Всего два месяца назад меня и Митю Загороднего провожали в военное училище. Уже третьи сутки полыхала война. На вокзал пришли девочки из нашего класса и Надежда Дмитриевна Лыщинская, наша учительница по литературе, наш классный руководитель в Буденновском педучилище. Настроение у меня было приподнятое, хотя было беспокойно, как перед трудным экзаменом.

Поезд тронулся, и сразу же, как прощальный подарок от города, по перрону пролетел вихрь, засасывая пыль и мусор. Под ложечкой у меня защемило: тогда я не чувствовал сердца; я впервые понял, как дорог мне наш пыльный степной городок, в котором с весны до поздней осени по сухим пыльным улицам, на которых росли редкие акации, а в малопроезжих местах — лебеда и полынь, гуляли мощные вихри. Частые пыльные бури в летнее время напрочь застилали небо и солнце плотным туманом из мелкой-мелкой, как мука, всюду проникающей пыли.

—   Прощай, Буденновск — Карабагла! Доведется ли нам еще увидеться? — грустно сказал Митя. Мы стояли рядом у одного окна, за которым пробегали маленькие саманные домишки, крытые камышом и черепицей.

— Увидимся. Куда он от нас денется? — беззаботно сказал я.

До меня не доходил весь трагизм войны, я был в плену предвоенной пропаганды, что врага разобьем «малой кровью, могучим ударом».

Заявление о направлении нас в Сумское артиллерийское училище мы подали еще в начале года и надеялись осенью надеть манившую нас военную форму. Война, начавшаяся ночью, когда мы беззаботно танцевали на выпускном вечере педучилища, ускорила наш отъезд.

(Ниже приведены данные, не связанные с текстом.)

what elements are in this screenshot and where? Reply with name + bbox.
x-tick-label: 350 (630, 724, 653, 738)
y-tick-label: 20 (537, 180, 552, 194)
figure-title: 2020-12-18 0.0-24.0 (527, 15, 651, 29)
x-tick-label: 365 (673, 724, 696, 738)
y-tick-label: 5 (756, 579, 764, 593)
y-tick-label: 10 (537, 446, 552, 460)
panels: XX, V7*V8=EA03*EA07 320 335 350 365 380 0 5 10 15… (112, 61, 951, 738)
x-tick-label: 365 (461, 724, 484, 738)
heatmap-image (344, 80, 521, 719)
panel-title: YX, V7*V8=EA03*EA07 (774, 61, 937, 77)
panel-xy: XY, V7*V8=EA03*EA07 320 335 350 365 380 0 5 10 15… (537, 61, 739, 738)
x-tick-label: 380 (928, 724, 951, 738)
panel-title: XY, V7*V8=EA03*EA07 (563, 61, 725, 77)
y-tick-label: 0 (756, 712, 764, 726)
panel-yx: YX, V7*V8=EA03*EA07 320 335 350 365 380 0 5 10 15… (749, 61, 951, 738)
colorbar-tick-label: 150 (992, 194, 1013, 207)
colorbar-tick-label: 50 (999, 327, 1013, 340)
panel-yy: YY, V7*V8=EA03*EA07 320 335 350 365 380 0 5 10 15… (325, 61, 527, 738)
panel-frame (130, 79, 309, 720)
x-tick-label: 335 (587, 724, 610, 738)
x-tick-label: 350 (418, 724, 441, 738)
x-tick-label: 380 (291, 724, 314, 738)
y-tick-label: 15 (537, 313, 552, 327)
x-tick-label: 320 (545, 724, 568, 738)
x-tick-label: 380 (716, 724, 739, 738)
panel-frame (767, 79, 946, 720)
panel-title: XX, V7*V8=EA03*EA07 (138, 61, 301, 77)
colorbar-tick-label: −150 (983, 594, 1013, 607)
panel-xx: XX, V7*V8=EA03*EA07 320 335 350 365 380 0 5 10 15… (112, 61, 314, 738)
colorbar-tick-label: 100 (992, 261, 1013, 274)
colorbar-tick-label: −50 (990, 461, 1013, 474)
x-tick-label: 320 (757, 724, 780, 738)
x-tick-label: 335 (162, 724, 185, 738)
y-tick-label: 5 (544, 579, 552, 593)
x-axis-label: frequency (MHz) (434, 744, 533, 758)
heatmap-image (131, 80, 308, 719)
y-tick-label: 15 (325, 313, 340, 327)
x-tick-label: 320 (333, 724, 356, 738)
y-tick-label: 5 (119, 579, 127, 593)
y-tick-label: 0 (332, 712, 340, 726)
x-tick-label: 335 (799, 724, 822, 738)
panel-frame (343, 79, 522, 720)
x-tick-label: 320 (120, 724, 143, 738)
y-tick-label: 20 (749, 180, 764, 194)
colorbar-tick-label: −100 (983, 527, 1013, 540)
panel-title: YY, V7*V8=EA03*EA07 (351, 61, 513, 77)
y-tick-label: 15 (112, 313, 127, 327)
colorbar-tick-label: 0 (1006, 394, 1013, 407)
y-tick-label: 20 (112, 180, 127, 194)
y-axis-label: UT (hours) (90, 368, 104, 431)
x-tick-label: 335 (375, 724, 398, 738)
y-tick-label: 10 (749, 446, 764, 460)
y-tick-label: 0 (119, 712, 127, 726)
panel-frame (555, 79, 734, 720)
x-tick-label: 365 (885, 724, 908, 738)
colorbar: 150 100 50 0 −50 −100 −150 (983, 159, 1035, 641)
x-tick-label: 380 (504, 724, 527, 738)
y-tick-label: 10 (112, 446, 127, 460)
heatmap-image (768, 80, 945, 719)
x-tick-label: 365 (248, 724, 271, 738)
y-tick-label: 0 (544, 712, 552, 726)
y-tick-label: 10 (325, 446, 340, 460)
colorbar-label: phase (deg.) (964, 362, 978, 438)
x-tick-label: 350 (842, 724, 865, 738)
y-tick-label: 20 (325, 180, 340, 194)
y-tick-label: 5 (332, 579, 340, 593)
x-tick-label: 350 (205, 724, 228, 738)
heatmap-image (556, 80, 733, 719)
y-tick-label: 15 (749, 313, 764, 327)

Многие мои товарищи, старшие по возрасту, к этому сроку уже окончили военные училища или учились в них. В предвоенное время открывались новые военные училища, делались дополнительные наборы в старые; настойчиво ходили разговоры о скорой войне с фашистской Германией. Я не мог стоять в стороне — тоже рвался стать военным, но меня не брали: к началу войны мне исполнилось только семнадцать лет и семь месяцев. Митя был чуть старше. Теперь настал наш черед.

За окном вагона поплыл выгон, заросший сизой полынью, потом — поля с кое-где скошенным хлебом. В это время у нас обычно косят ячмень. Потом пошли камыши моей родной речки Томузловки, и сразу за камышами — полустанок Плаксейка. От него до села Архангельского, где тогда жили мои родители, километра четыре.

Пришли ко мне домой к вечеру. Отец забегал в поисках вина — сын уходит в армию. Мама хлопотала по хозяйству, поглядывала на нас с Митей и вздыхала.

— Ну, чего вздыхаешь, мам? Все будет хорошо, — пытался я ее успокоить.

— Эх, сынок-сынок, мой ясный соколок, улетаешь ты в чужую сторонушку, на войну. Разлетится моя семеюшка…

В это время вошел отец:

— Э-э, до войны ему еще далеко. Пока будет учиться — война окончится.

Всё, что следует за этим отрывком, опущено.